It’s been a very busy year so far: I’ve added Home School duties to my list with Aurelius beginning class one and we’ve had a couple of great long term WWOOFers who have kept the productivity rolling on the home front but it hasn’t left much time for tree counting and blog writing!
Better late than never though, just before we are about to start this year’s planting push, I’ve done the rounds of the block with my trusty notepad and come up with the final survival figures for last year’s babies.
So, we had a drop in survival rates this year, which can be attributed to a number of things:
- Due to our lack of WWOOFers through the planting season last year, although we planted significantly more trees than the previous year, many of them were planted well towards the end of the season meaning that they had less chance to get established before the hot weather set in.

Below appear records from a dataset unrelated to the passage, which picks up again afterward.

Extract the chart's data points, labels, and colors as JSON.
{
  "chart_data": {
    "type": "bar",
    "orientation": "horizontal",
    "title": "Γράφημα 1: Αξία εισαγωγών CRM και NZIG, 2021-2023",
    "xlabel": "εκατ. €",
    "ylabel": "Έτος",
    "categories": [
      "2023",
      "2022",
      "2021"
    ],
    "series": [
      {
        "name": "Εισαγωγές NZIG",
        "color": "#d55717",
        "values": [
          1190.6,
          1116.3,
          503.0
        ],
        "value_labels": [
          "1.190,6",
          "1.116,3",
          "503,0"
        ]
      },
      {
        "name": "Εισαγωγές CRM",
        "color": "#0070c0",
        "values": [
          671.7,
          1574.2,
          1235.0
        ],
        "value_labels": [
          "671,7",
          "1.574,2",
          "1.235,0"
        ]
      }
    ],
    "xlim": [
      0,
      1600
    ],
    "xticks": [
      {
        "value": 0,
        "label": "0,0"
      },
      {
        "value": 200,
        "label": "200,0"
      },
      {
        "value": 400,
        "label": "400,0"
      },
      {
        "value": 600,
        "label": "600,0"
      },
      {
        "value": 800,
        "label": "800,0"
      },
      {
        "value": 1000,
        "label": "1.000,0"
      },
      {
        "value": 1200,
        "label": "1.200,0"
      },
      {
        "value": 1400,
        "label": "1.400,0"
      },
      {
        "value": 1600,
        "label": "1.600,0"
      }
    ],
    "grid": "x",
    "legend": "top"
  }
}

- The two last areas to be planted (‘Windbreak 3’ & ‘Hecate’s Hill’) were not hooked up to the dripper systems until early November meaning that they had to be hand watered until then. I managed to get it done most weeks, but there’s no doubt that they were less well tended than is optimal. It’s no surprise that the losses were correspondingly more severe in these zones.
- Mulching of the flat areas was not achieved until January/February (!) and none of the slopes got mulched at all (we used up 3 big round bales of pea straw just on the flats). The ‘Front Yard’ area had germinated a great amount of mustard weed which acted like a natural mulch/shade so we purposefully didn’t weed that and the losses there were less, although that was the first area planted too so they were the best established as well.
- It was a long hot summer this year. Last year’s summer was mild throughout so none of the trees were pushed to their limits really meaning that our success rate was naturally very high. This year though, we had a number of days well over 50ºC and long stretches over 45ºC. The cooler weather also took longer to come – not really hitting until well into April. This meant that all the trees were really tested by the ambient air temperature, let alone the hot winds that always come with such conditions. Some plants like the Stone Pine which came with practically no roots had no chance, others just pulled through but will hopefully prosper next year with more advanced root systems.
- On the other hand rainfall levels were fantastic. With the warmer waters of the Indian Ocean adding moisture to the hot El Nino conditions every tree that was well established the previous year has prospered. The minor losses of trees from previous years – of less established plants – encourages me to hope that most of the trees, once they make it through the first summer, can be expected to continue reasonably happily.
All in all I am very happy with the progress so far and it’s really starting to feel like a garden now – there are parts of the yard where you can look up and see green all around you which is a lovely thing. There is also a noticeably increased quantity of birdlife which is very satisfying, watching the ecosystem build up naturally with only the addition of trees. In the next couple of years, I hope we can finish planting the main body of the trees and hit my goal of 1000 trees/shrubs on the block, and as more an more trees get some size to them the shade and wind profile of the block will start changing dramatically. Exciting times.